One of the toughest concepts in product building is deciding and documenting exactly what you’re setting out to build. From experience, I’ve learned that it only takes one cycle using a “wing it” approach to product development before most folks swear to never do that again. They all conclude that if they’re going to set out for a destination they’ve never been to before, they’re going to want a map.
But the pendulum can swing too far the other way as well, resulting in a thick, unwieldy requirements document that describes almost everything about the product except what it’s actually supposed to do — and what the product accomplishes for the business.
Do you document requirements for your product and upgrades? If so, how? And have you already stopped reading this post in anticipation of being lulled to sleep by a requirements discussion?
I understand the reflexive hesitancy. When I’m advising startup and product leaders, requirements documentation is one of those areas where it’s like pulling teeth to get folks to stay with me and understand why the concept is so important. It’s boring. “It’s busywork,” they say. “Let’s just wing that shit.”
I’m going to accept that challenge. I’m going to put forth an actionable post on product requirements without boring you to death.
3 Things a Product Requirements Document Must Do
In almost every case where a dedicated requirements discovery and documentation process sucks, it’s because that process is being done wrong. We tend to put a lot of formality and pomp and circumstance into a requirements document. It’s a job that is tasked to someone to cover someone else’s behind.
When you take the requirements process out of CYA mode, the process itself becomes startlingly simple: The reason the requirements exist is money.
Yes. Money. Dollars. As in making them. That’s what’s going to make this discussion interesting. I’m not going to tell you how to document your requirements, I’m going to tell you why.
You need to be able to answer the question, “What defines ‘success’ for our product?”
You need to make a plan to produce a greater benefit for a lower cost. As business, product, and technical leaders struggle over the hows and the whats of what they’re building, they’ll need to keep referring back to that plan.
The fact is, how you document your requirements is immaterial. You just have to accomplish three things:
3 Things a Product Requirements Document Must Do
- Business requirements must define and justify the business needs.
- Functional requirements must describe a solution that elegantly fills those needs.
- Technical requirements must be step-by-step instructions to build that solution.
All three entities are completely independent, but are also critically intertwined. In other words, the technical owner doesn’t need to care why the business has a certain need, but at the same time, the technical owner should be aware of the need and why it exists. This helps the technician understand why they’re building what they’re building, and when viewed through the prism of the functional solution, will inform the technician how to best and most efficiently fill that business need and functional solution with their technical tool set.

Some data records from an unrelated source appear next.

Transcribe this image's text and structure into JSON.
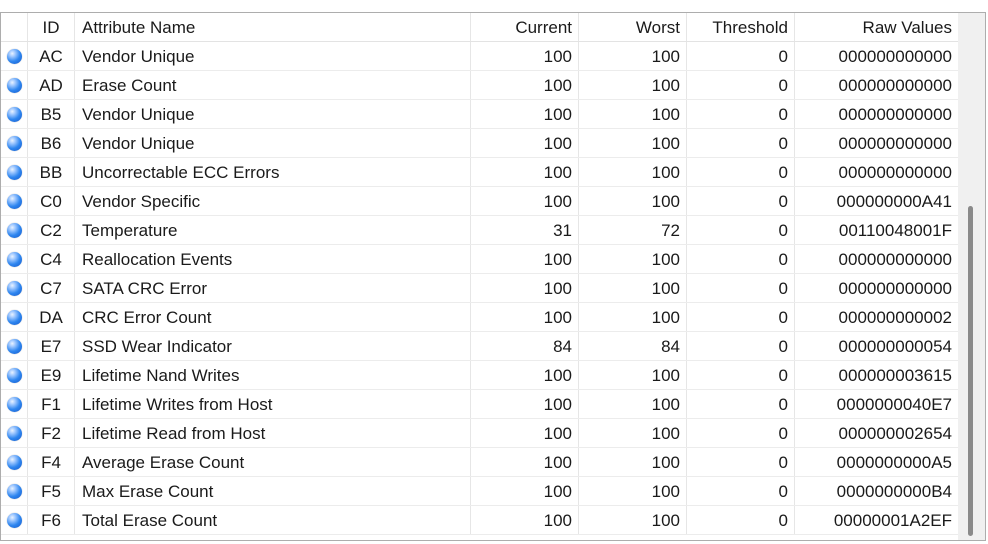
{
  "table": {
    "headers": {
      "id": "ID",
      "name": "Attribute Name",
      "current": "Current",
      "worst": "Worst",
      "threshold": "Threshold",
      "raw": "Raw Values"
    },
    "status_icon": "status-dot-blue-icon",
    "rows": [
      {
        "id": "AC",
        "name": "Vendor Unique",
        "current": "100",
        "worst": "100",
        "threshold": "0",
        "raw": "000000000000"
      },
      {
        "id": "AD",
        "name": "Erase Count",
        "current": "100",
        "worst": "100",
        "threshold": "0",
        "raw": "000000000000"
      },
      {
        "id": "B5",
        "name": "Vendor Unique",
        "current": "100",
        "worst": "100",
        "threshold": "0",
        "raw": "000000000000"
      },
      {
        "id": "B6",
        "name": "Vendor Unique",
        "current": "100",
        "worst": "100",
        "threshold": "0",
        "raw": "000000000000"
      },
      {
        "id": "BB",
        "name": "Uncorrectable ECC Errors",
        "current": "100",
        "worst": "100",
        "threshold": "0",
        "raw": "000000000000"
      },
      {
        "id": "C0",
        "name": "Vendor Specific",
        "current": "100",
        "worst": "100",
        "threshold": "0",
        "raw": "000000000A41"
      },
      {
        "id": "C2",
        "name": "Temperature",
        "current": "31",
        "worst": "72",
        "threshold": "0",
        "raw": "00110048001F"
      },
      {
        "id": "C4",
        "name": "Reallocation Events",
        "current": "100",
        "worst": "100",
        "threshold": "0",
        "raw": "000000000000"
      },
      {
        "id": "C7",
        "name": "SATA CRC Error",
        "current": "100",
        "worst": "100",
        "threshold": "0",
        "raw": "000000000000"
      },
      {
        "id": "DA",
        "name": "CRC Error Count",
        "current": "100",
        "worst": "100",
        "threshold": "0",
        "raw": "000000000002"
      },
      {
        "id": "E7",
        "name": "SSD Wear Indicator",
        "current": "84",
        "worst": "84",
        "threshold": "0",
        "raw": "000000000054"
      },
      {
        "id": "E9",
        "name": "Lifetime Nand Writes",
        "current": "100",
        "worst": "100",
        "threshold": "0",
        "raw": "000000003615"
      },
      {
        "id": "F1",
        "name": "Lifetime Writes from Host",
        "current": "100",
        "worst": "100",
        "threshold": "0",
        "raw": "0000000040E7"
      },
      {
        "id": "F2",
        "name": "Lifetime Read from Host",
        "current": "100",
        "worst": "100",
        "threshold": "0",
        "raw": "000000002654"
      },
      {
        "id": "F4",
        "name": "Average Erase Count",
        "current": "100",
        "worst": "100",
        "threshold": "0",
        "raw": "0000000000A5"
      },
      {
        "id": "F5",
        "name": "Max Erase Count",
        "current": "100",
        "worst": "100",
        "threshold": "0",
        "raw": "0000000000B4"
      },
      {
        "id": "F6",
        "name": "Total Erase Count",
        "current": "100",
        "worst": "100",
        "threshold": "0",
        "raw": "00000001A2EF"
      }
    ]
  },
  "colors": {
    "status_dot": "#2e86f0",
    "grid_line": "#ececec",
    "border": "#adadad"
  }
}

On the other end of the spectrum, the business owner’s only concern should be the parameters of the business need. They should never try to suggest the functional or technical solution, as this will only limit flexibility and options down the chain. At the same time, the business owner should have an understanding of the product’s function and its foundational tech, so they know what is possible, what is viable, and even when a problem can be solved without building a new technical solution to solve it.
Writing Requirements Is Rarely a Job for One Person
Unless the person actually executing the requirements process and documentation is a combination of a company executive, business analyst, product engineer, data scientist, technician (software, hardware, or whatever), and marketing professional, the requirements process is a team effort that usually touches all facets of a company.
But most requirements initiatives are usually left to one person, most of the time that person is not all of those things, and most of the time the necessary business, functional, and technical requirements are obtained and documented in a vacuum.
That’s how terrible, expensive products and features get built.
Everything Starts and Ends With Dollars
The requirements process should always start with the business owner, who should constantly be asking why the business need exists, and the answer they document should always directly relate to dollars.
The functional owner starts with those justified business needs and injects elegance into a solution that maximizes the dollars earned while spending as few dollars as possible to get there. They do this while also avoiding technical debt and customer friction.
The technical owner then turns that solution into something tangible — something that doesn’t break, can be built quickly, and maximizes the benefits of the technical architecture at its core.
When in doubt, or if a critical decision needs to be made, the technical owner should be able to go backwards to the solution, or back even further to the business need, to understand the context of their build.
There are always a million business, functional, and technical solutions for every problem. The solutions your product builds on should be those that deliver the most value for the lowest cost. Getting there doesn’t have to be a slog. You just need to focus on the ultimate goal.